To prevent this, we can use an anti-windup strategy, which typically involves limiting the value of the integral term to prevent it from growing too large. This can be done by introducing a saturation limit on the integral term, or by using a conditional integration approach where the integral term is only updated when the control input is not saturated.

Noise sensitivity¶

The PID controller looks like this in the time domain:

u(t) = k_p e(t) + k_i \int_0^t e(\tau)\, \dd\tau + k_d \dot e(t)

(26)

The derivative term $k_d \dot e(t)$ can be problematic since differentiation amplifies high-frequency noise. The error signal $e(t) = r(t) - y(t)$ is typically measured using sensors, and these measurements can be noisy. There are several ways to mitigate this issue:

Filtered derivative. Use a filtered derivative term itself, so instead of the transfer function $k_d s$ , we use something like $k_d \frac{s}{\tau s + 1}$ , where $\tau$ is a time constant that determines the cutoff frequency of the filter. Equivalently, you can filter the error signal first and then differentiate it. We will learn more about filtering later!
Use a “dirty derivative”. Approximate the derivative using a difference equation, such as $\dot e(t) \approx \frac{e(t) - e(t-\Delta t)}{\Delta t}$ , which can help reduce noise sensitivity.
Use a different sensor. Measure the derivative directly using a sensor. For example, if we are trying to control the position of a robot, we can use an encoder to measure the velocity directly, which is the derivative of position. This way, we can avoid differentiating a noisy signal altogether.

Test your knowledge¶

Solution to Exercise 1 #

A PID controller can be written as

C(s)=k_p+\frac{k_i}{s}+k_d s=\frac{k_d s^2+k_p s+k_i}{s}.

(28)

To cancel the stable plant poles at $s=-1$ and $s=-4$ , choose the controller numerator to be proportional to $(s+1)(s+4)=s^2+5s+4$ , i.e.

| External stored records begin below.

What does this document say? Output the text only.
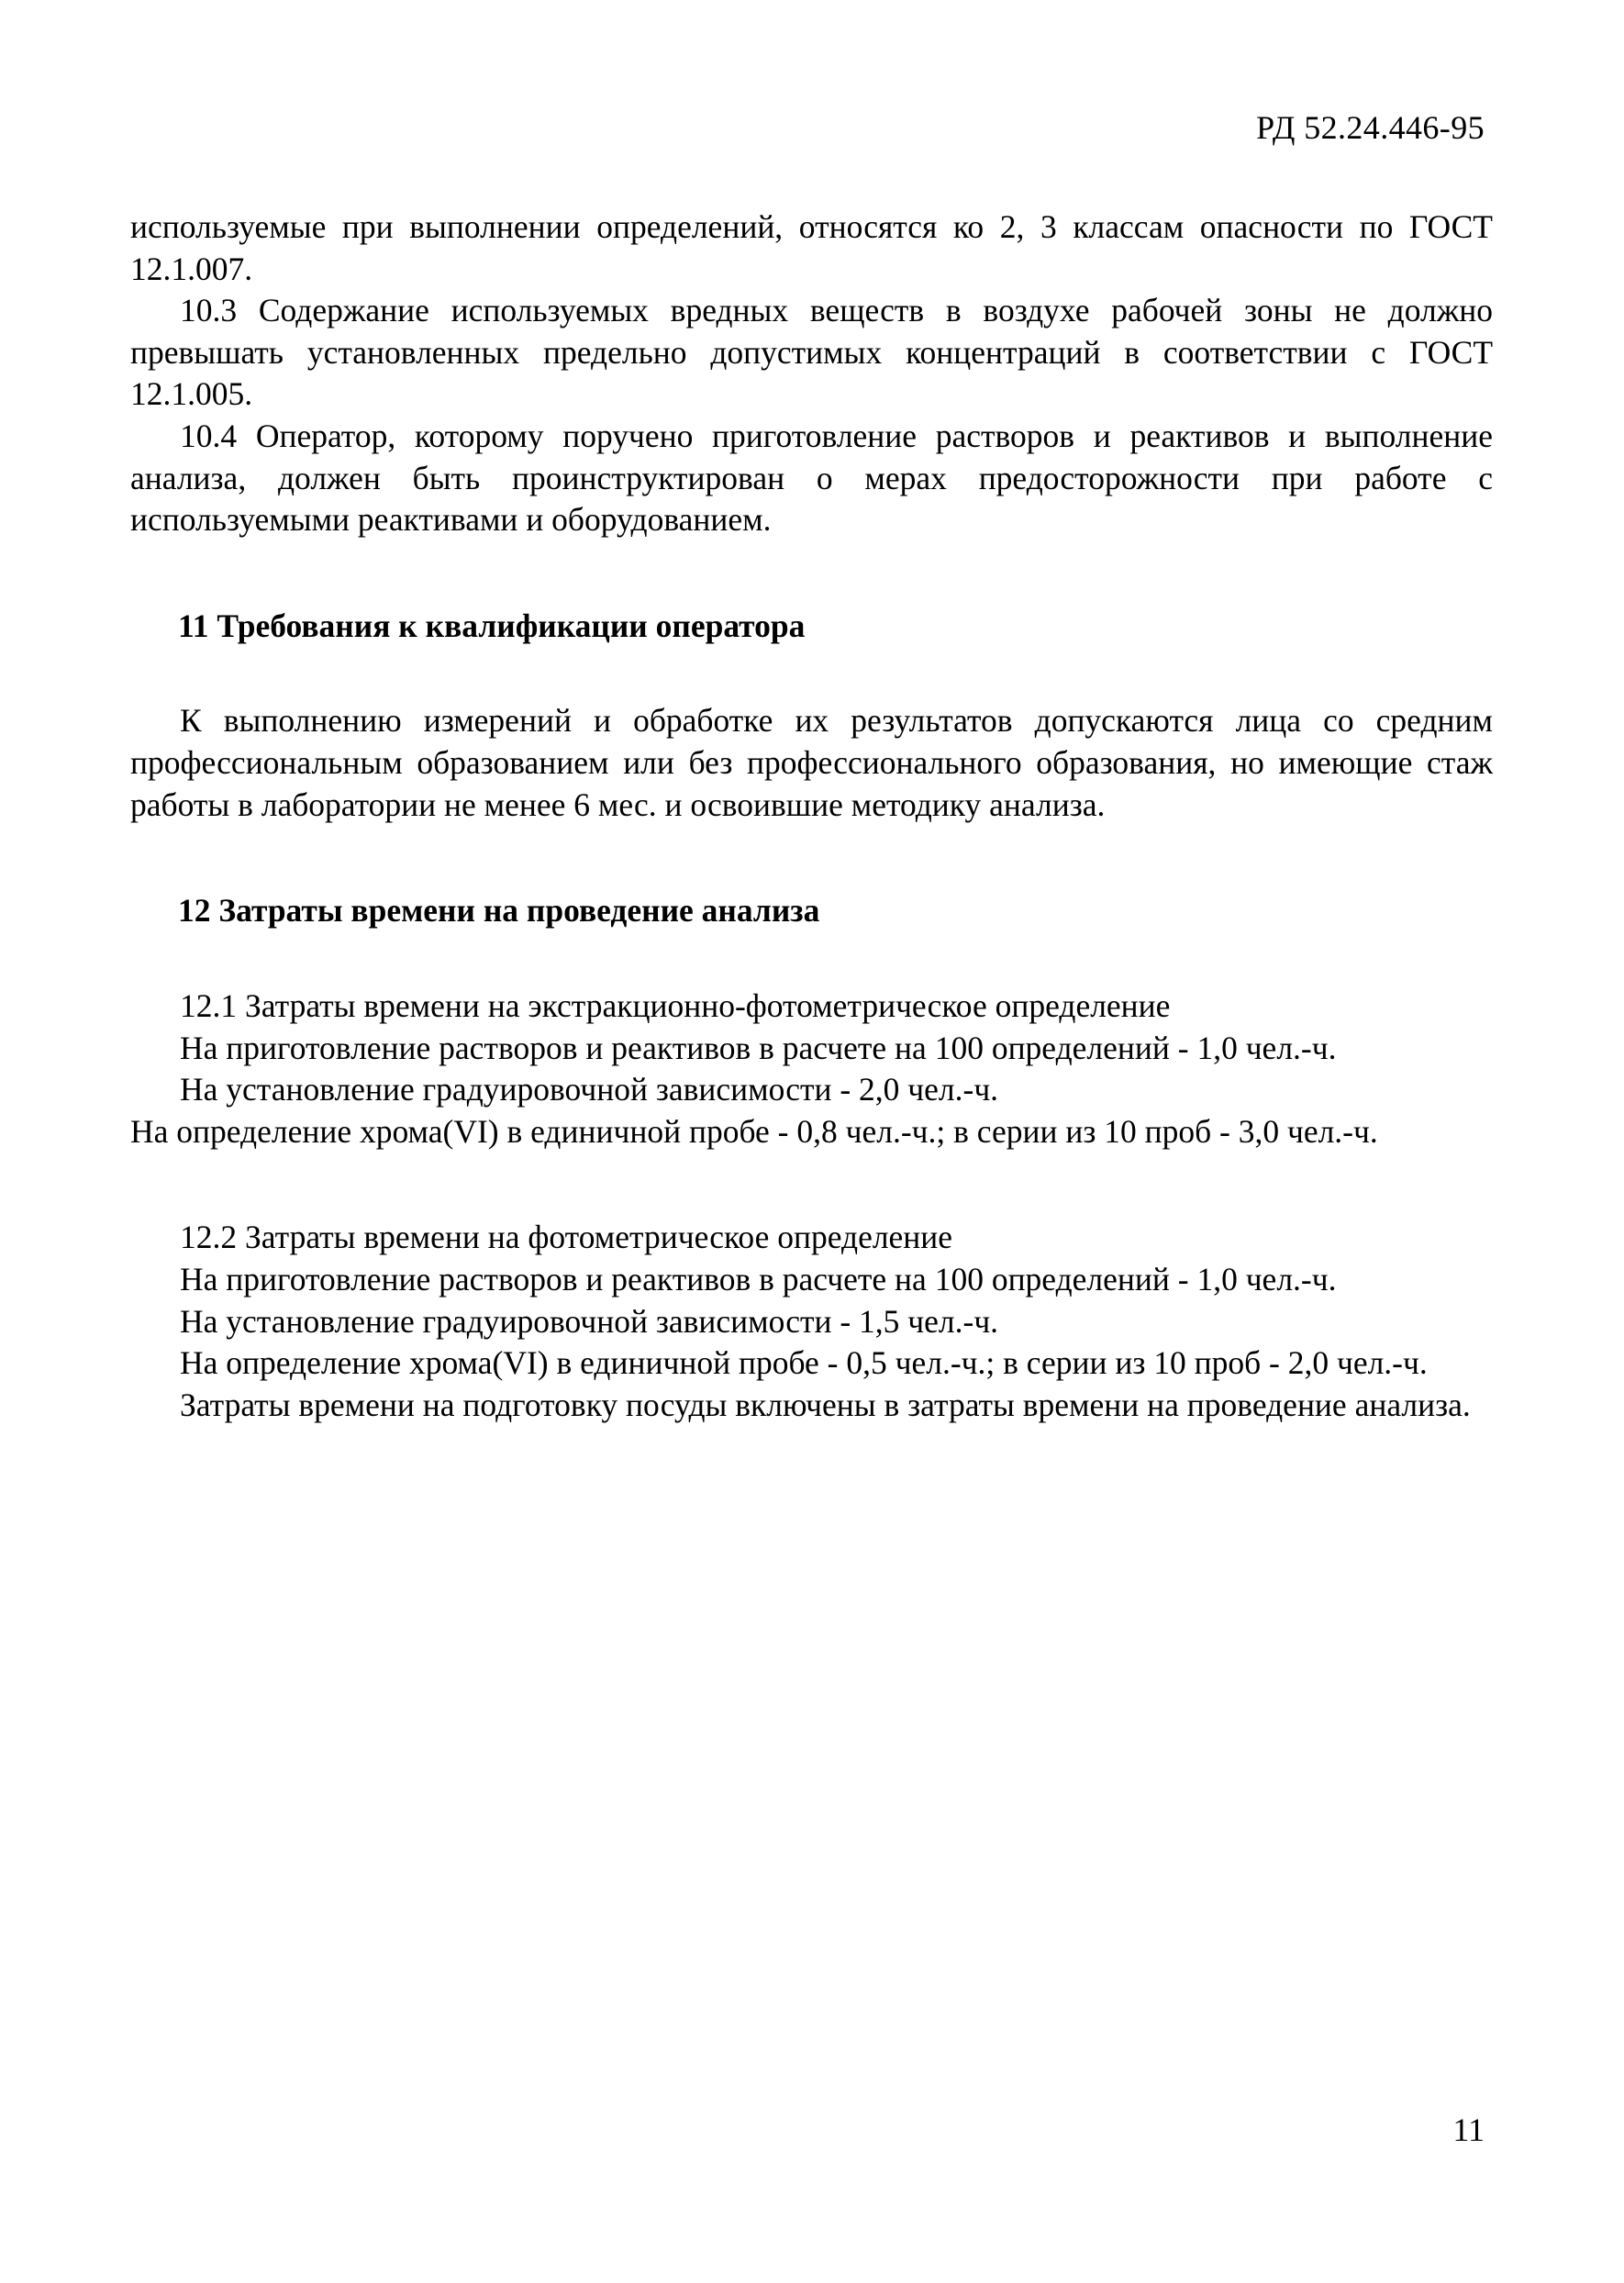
РД 52.24.446-95

используемые при выполнении определений, относятся ко 2, 3 классам опасности по ГОСТ 12.1.007.

10.3 Содержание используемых вредных веществ в воздухе рабочей зоны не должно превышать установленных предельно допустимых концентраций в соответствии с ГОСТ 12.1.005.

10.4 Оператор, которому поручено приготовление растворов и реактивов и выполнение анализа, должен быть проинструктирован о мерах предосторожности при работе с используемыми реактивами и оборудованием.

11 Требования к квалификации оператора

К выполнению измерений и обработке их результатов допускаются лица со средним профессиональным образованием или без профессионального образования, но имеющие стаж работы в лаборатории не менее 6 мес. и освоившие методику анализа.

12 Затраты времени на проведение анализа

12.1 Затраты времени на экстракционно-фотометрическое определение

На приготовление растворов и реактивов в расчете на 100 определений - 1,0 чел.-ч.

На установление градуировочной зависимости - 2,0 чел.-ч.

На определение хрома(VI) в единичной пробе - 0,8 чел.-ч.; в серии из 10 проб - 3,0 чел.-ч.

12.2 Затраты времени на фотометрическое определение

На приготовление растворов и реактивов в расчете на 100 определений - 1,0 чел.-ч.

На установление градуировочной зависимости - 1,5 чел.-ч.

На определение хрома(VI) в единичной пробе - 0,5 чел.-ч.; в серии из 10 проб - 2,0 чел.-ч.

Затраты времени на подготовку посуды включены в затраты времени на проведение анализа.

11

C(s)=k\,\frac{(s+1)(s+4)}{s}=k\,\frac{s^2+5s+4}{s}.

(29)

Matching coefficients with $\frac{k_d s^2+k_p s+k_i}{s}$ gives

k_d=k,\qquad k_p=5k,\qquad k_i=4k.

(30)

Now compute the loop transfer function:

G(s)C(s)=\frac{1}{(s+1)(s+4)}\cdot k\frac{(s+1)(s+4)}{s}=\frac{k}{s}.

(31)

So the closed-loop transfer function is first-order:

G_{\textsf{CL}}(s)=\frac{G(s)C(s)}{1+G(s)C(s)} = \frac{\frac{k}{s}}{1+\frac{k}{s}} = \frac{k}{s+k}.

(32)

This has DC gain $G_{\textsf{CL}}(0)=1$ , so the step steady-state error is zero.

For a first-order system with pole at $-k$ , the settling time is approximately

t_s \approx \frac{4}{k}.

(33)

Setting $t_s=2$ gives $k=2$ . Therefore,

k_d=2,\qquad k_p=10,\qquad k_i=8.

(34)

Solution to Exercise 2 #

The loop gain is

G(s)C(s)=\frac{k_p s(\tau s+1)+k_i(\tau s+1)+k_d s^2}{(s+1)s(\tau s+1)}.

(38)

Thus the closed-loop characteristic polynomial is the denominator of $\frac{GC}{1+GC}$ , which is

(s+1)s(\tau s+1)+\Big(k_p s(\tau s+1)+k_i(\tau s+1)+k_d s^2\Big).

(39)

Collecting powers of $s$ , we have

\tau s^3+\Big(1+\tau+k_p\tau+k_d\Big)s^2+\Big(1+k_p+k_i\tau\Big)s+k_i.

(40)

Because the leading coefficient is $\tau$ , we match this polynomial to $\tau(s+2)^3$ . Since

\tau(s+2)^3=\tau s^3+6\tau s^2+12\tau s+8\tau,

(41)

coefficient matching yields

\begin{aligned} 1+\tau+k_p\tau+k_d &= 6\tau,\\ 1+k_p+k_i\tau &= 12\tau,\\ k_i &= 8\tau. \end{aligned}

(42)

Now substitute $\tau=\frac{1}{10}$ . From $k_i=8\tau$ we get

k_i=\frac{4}{5}.

(43)

From $1+k_p+k_i\tau=12\tau$ ,

k_p=12\tau-1-k_i\tau=\frac{6}{5}-1-\frac{4}{5}\cdot\frac{1}{10} =\frac{3}{25}.

(44)

From $1+\tau+k_p\tau+k_d=6\tau$ ,

k_d=6\tau-(1+\tau)-k_p\tau=\frac{3}{5}-\frac{11}{10}-\frac{3}{25}\cdot\frac{1}{10} =-\frac{64}{125}.

(45)

Answer

\boxed{ k_p=\frac{3}{25},\qquad k_i=\frac{4}{5},\qquad k_d=-\frac{64}{125}\qquad(\tau=\tfrac{1}{10})}.

(46)

(yes, the derivative gain is negative! This is a consequence of the derivative filter, which adds a zero to the controller that can affect the transient response. The negative derivative gain helps to counteract this effect and achieve the desired closed-loop pole placement.)